Ficou apenas no armário o rosto, os pés e as mãos. Um belo dia, o Presidente da Confraria, Artur Tristão Borges, vendo-a tão só e abandonada, levou-a para sua casa, aonde muita gente se dirigia, só para a admirar. A esposa deste Presidente, Angiolina Pacheco Borges, era quem ensaiava a Verónica e fazia os ensaios em sua casa, diante da veneranda imagem.

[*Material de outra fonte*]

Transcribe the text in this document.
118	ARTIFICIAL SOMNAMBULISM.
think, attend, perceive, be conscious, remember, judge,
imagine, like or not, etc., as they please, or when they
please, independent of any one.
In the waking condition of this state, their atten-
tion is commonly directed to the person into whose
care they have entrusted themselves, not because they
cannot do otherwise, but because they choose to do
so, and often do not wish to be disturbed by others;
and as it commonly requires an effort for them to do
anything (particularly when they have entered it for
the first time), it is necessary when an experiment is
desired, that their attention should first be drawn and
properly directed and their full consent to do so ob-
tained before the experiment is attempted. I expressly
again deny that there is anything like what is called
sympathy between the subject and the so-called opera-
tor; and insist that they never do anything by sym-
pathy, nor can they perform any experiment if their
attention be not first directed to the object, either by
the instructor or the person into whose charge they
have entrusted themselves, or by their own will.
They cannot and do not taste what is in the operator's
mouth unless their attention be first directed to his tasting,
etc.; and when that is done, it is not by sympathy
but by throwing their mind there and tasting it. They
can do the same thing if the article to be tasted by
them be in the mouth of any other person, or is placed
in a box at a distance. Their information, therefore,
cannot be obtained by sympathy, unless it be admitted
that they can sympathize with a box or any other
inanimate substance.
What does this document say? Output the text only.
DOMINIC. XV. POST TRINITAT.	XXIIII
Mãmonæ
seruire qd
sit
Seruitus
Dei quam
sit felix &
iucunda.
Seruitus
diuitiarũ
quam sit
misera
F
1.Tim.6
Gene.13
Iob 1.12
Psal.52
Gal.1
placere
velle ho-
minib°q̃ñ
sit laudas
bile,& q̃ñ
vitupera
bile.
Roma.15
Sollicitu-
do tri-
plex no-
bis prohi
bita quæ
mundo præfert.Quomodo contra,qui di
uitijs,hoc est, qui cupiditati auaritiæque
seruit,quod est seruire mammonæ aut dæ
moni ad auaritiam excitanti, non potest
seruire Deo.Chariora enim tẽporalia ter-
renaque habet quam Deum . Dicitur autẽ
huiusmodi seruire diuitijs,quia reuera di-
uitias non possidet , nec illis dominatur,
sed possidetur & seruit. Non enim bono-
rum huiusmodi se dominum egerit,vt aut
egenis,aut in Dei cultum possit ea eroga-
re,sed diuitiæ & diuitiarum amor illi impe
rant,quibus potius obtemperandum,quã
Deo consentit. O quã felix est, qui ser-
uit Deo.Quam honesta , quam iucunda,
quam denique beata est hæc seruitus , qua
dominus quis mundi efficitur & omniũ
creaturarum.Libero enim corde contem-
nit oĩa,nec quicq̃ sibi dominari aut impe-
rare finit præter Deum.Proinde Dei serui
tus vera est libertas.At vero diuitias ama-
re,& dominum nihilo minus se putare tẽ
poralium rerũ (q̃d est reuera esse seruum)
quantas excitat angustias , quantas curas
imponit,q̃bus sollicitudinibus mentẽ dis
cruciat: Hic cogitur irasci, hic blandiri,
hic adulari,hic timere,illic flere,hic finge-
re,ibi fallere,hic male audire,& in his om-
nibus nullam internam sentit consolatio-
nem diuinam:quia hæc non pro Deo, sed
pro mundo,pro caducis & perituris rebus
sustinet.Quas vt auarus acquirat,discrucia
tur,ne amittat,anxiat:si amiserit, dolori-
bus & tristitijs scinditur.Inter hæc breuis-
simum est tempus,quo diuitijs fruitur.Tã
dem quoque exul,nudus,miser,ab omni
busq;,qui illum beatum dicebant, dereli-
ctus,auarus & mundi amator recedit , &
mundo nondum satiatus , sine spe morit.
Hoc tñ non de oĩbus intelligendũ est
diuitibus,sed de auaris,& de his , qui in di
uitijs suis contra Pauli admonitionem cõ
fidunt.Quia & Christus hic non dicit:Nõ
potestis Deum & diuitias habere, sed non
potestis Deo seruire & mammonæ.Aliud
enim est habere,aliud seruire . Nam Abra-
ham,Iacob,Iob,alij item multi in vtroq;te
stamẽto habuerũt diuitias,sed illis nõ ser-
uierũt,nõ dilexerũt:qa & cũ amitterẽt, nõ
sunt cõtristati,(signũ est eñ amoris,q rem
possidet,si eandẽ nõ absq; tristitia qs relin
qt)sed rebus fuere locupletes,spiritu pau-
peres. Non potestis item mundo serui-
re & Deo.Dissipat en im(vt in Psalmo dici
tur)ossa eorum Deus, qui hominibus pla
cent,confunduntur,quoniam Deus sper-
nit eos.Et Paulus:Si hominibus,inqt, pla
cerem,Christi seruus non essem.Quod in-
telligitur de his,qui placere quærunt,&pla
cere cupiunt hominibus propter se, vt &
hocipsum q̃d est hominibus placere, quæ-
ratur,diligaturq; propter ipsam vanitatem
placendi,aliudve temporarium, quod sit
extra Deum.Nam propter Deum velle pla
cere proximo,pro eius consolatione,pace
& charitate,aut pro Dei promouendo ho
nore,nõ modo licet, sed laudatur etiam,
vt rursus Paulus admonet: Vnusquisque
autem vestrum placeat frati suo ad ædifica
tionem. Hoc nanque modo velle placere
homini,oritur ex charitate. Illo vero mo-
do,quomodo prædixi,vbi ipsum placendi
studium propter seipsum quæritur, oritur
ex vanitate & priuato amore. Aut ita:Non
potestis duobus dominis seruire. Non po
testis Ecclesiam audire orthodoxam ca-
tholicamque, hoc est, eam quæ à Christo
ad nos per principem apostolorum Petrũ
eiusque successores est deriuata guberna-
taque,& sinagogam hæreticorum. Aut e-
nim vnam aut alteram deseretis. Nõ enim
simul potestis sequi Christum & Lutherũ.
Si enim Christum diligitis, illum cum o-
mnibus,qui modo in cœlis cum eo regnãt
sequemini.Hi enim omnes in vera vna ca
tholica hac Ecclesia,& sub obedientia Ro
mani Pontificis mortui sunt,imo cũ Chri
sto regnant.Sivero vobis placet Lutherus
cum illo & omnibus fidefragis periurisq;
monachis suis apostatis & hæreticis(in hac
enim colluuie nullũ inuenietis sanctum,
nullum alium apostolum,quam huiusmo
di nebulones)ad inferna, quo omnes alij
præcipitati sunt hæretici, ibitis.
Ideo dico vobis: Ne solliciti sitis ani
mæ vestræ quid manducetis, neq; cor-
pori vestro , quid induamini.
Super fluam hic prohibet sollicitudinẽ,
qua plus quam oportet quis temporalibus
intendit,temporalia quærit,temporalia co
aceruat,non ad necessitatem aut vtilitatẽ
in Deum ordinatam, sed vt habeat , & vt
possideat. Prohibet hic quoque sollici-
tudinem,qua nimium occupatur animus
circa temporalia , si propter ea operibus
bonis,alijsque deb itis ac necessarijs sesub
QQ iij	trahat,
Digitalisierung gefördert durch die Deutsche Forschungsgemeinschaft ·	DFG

Na sala das sessões da Confraria. achava-se outra mais pequena. Foi esta que, quando se renovou a igreja de S. Agostinho e se fez o altar mar de marmorite, foi ocupar o nicho desse altar. Antes, nunca a imagem estivera no altar nem lá cabia, mas numa mesa em frente do altar de Nossa Senhora de Piedade, onde era venerada pelo povo. (...)
Nota: Desconheço o autor deste texto (é apenas uma excerto); provavelmente trata-se de Monsenhor Manuel Teixeira.